10
\$\begingroup\$

Background

In an attempt to learn a bit more about investing and economics, I've begun writing a simple historical portfolio analysis tool in Python.

The Portfolio class is designed to facilitate portfolio analysis by fetching historical market data for a given list of assets and set of asset weightings within a specified date range. It calculates various portfolio metrics such as returns, volatility, and risk measures including P&L, beta, Sharpe ratio, and Conditional Value at Risk (CVaR). Additionally, it offers functionality to decompose asset volatility contributions and provides insights into portfolio performance over time.

I intend for the portfolio to automatically rebalance, and (think) I have achieved that effect by simply pulling data with the same frequency as the sought rebalancing frequency, and multiplying the monthly market returns (in %) by the weightings. Regrettably, I'm unable to compare this to readily available portfolio analysis tools, as they incorporate a variety of additional effects that I have not given consideration to.
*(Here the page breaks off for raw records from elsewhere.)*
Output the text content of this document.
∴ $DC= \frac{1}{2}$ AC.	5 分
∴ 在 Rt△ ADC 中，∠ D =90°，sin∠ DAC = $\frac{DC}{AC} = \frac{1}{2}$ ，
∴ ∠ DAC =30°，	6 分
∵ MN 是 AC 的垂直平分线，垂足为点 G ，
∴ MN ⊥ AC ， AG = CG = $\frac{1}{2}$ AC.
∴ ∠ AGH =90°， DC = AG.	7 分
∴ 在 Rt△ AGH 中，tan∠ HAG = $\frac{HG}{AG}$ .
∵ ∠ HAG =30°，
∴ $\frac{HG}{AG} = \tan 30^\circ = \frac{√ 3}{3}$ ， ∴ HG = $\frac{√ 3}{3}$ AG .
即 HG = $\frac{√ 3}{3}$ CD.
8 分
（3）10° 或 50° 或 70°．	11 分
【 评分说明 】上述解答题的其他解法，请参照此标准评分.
I'm unsure as to whether this accomplishes the desired effect, as I'm still not entirely comfortable with all of the jargon.


Code

import yfinance as yf
import pandas as pd
import numpy as np
from dataclasses import dataclass

@dataclass
class Portfolio:
    tickers: list
    weights: list
    start_date: str
    end_date: str
    rebalancing_frequency: str = '1mo'

    def __post_init__(self):
        if len(self.tickers) != len(self.weights):
            raise ValueError("The number of tickers must match the number of weights")
        self.weights = np.array(self.weights) / np.sum(self.weights)  # Normalize weights
        self.market_data = self.get_market_data()
        self.market_returns = self.calculate_market_returns()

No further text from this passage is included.